Mendekati pemilihan presiden 2024, calon presiden masih belum pasti sejak tulisan ini dibuat, tak terkecuali Anies Baswedan yang sudah berani berkampanye dan menetapkan berkoalisi dengan Partai Nasdem. Sedangkan Tokoh politik seperti Ganjar Pranowo, Ridwan Kamil, Agus Harimurti Yudhoyono (AHY), Puan maharani, dan Prabowo Subianto diprediksi kembali menuju panggung politik, meskipun sudah mengalami kekalahan beruntun semenjak pemilihan umum 2004 hingga 2019. Joko Widodo selaku Presiden yang masih aktif, berceletuk pada saat bertemu relawan di Stadion Gelora Bung Karno (GBK) pada Sabtu(26/11) lalu mengatakan "sosok yang sering memikirkan rakyat itu ada yang berambut putih." Banyak yang beranggapan celetukan itu merujuk pada penampilan Ganjar Pranowo, namun hal tersebut bukanlah sesuatu yang saklek dan berbau oligarki. Pesta demokrasi mendekat, perlunya kewaspadaan kepada rakyat untuk bisa memilih kepala negara (presiden) tanpa 'titipan' dariu berbagai kalangan dan sesuai dengan hati nuraninya yang mengedepankan kemajuan bangsa dan rakyatnya.

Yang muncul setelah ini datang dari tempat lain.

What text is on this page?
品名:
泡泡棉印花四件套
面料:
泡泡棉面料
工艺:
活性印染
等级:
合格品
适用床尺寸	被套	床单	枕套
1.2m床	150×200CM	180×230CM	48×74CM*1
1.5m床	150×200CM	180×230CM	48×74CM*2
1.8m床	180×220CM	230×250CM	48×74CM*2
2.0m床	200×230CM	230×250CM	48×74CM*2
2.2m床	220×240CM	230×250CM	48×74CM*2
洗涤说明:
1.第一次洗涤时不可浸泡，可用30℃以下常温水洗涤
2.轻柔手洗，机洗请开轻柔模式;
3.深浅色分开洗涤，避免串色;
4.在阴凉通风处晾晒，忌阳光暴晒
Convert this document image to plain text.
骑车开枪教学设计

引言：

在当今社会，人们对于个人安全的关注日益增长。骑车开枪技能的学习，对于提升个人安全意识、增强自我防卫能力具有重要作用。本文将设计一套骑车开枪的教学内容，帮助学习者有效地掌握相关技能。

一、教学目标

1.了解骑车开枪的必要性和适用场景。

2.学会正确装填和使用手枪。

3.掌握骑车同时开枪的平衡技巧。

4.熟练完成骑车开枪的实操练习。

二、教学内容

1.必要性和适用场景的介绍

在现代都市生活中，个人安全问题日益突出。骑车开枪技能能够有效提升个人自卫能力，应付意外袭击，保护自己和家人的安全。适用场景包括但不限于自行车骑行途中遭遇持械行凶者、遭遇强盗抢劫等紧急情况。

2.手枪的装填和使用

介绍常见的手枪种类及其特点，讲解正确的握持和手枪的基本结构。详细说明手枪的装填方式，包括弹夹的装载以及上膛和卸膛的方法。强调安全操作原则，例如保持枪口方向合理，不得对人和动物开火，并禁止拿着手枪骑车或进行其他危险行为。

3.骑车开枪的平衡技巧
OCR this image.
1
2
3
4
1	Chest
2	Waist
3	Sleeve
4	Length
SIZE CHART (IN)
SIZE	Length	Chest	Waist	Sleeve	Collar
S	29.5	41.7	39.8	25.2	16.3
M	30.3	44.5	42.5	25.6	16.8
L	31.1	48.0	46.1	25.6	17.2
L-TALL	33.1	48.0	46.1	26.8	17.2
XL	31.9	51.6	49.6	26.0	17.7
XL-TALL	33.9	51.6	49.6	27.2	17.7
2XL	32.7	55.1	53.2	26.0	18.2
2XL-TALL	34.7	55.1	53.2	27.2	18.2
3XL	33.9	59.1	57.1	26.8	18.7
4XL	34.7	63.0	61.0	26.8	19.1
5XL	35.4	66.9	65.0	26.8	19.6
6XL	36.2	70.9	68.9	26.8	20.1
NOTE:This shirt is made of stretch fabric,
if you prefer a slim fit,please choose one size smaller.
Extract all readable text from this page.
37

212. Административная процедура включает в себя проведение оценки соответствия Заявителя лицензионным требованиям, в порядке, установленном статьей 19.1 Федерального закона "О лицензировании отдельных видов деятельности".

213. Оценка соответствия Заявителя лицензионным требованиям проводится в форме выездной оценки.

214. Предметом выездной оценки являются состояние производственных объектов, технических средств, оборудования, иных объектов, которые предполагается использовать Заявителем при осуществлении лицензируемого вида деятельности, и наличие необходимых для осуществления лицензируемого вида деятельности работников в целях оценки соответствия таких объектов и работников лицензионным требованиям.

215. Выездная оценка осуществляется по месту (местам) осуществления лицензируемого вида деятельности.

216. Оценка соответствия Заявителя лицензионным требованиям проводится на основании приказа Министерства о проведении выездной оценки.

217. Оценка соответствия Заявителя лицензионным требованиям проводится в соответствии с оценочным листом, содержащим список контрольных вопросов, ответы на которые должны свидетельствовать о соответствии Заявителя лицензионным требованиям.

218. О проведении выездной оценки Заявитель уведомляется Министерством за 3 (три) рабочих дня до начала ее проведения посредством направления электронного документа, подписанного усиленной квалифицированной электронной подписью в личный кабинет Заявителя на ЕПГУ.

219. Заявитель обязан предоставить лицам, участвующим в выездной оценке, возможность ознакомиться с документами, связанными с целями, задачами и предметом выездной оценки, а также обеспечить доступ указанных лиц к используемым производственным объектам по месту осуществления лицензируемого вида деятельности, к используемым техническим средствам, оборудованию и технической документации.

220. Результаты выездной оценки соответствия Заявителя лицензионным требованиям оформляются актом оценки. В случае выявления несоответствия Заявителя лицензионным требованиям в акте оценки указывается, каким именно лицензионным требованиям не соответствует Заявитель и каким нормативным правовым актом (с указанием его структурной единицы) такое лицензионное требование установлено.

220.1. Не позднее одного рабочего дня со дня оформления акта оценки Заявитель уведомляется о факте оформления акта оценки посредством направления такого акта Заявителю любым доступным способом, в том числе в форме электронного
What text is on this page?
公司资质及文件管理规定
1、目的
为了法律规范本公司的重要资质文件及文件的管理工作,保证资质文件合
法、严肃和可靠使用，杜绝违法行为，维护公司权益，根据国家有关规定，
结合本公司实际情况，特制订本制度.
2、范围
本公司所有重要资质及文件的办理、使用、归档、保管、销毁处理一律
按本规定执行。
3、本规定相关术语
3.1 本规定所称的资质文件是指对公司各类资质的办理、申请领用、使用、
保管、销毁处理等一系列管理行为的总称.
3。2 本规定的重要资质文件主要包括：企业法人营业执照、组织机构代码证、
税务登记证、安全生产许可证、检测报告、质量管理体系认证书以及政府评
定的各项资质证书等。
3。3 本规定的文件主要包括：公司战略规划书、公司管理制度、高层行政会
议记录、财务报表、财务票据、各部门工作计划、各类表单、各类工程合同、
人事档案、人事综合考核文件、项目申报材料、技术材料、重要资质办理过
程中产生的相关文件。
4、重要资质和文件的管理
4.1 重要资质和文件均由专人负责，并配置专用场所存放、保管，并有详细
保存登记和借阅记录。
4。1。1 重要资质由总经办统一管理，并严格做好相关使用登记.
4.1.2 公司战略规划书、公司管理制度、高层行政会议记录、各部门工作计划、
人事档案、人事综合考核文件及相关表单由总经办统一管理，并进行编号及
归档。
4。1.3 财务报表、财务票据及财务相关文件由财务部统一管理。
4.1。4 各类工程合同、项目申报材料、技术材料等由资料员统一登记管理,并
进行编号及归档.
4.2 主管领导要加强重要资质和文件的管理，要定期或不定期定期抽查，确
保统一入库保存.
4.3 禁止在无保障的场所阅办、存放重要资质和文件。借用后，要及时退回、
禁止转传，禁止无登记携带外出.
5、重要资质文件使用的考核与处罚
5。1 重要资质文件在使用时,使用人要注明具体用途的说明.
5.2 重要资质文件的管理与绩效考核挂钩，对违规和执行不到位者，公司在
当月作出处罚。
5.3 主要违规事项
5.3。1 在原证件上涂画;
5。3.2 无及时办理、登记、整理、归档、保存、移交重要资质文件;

Tubuh oligarki pada Demokrasi yang ada di Indonesia seakan-akan sulit dihapus, hingga saat ini secara tidak langsung masih berdiri kokoh, karena terindikasi sistem hukum di Indonesia mengalami ke-impotennan, akibat dari kepentingan kelompok oligarki yang ada didalamnya. Rakyat juga memiliki hak untuk melegislasi (mengawasi) pemerintahan dan hukum yang akan disahkan. Dengan adanya buku dalam moncong oligarki tersebut, diharapkan generasi penerus bangsa Indonesia tetap menegakkan demokrasi yang benar-benar memihak kepada rakyat, tanpa ada maksud terselubung untuk memperkaya diri sendiri dan golongannya. Semoga buku ini menjadi salah satu penguat bangsa Indonesia menuju kemajuan.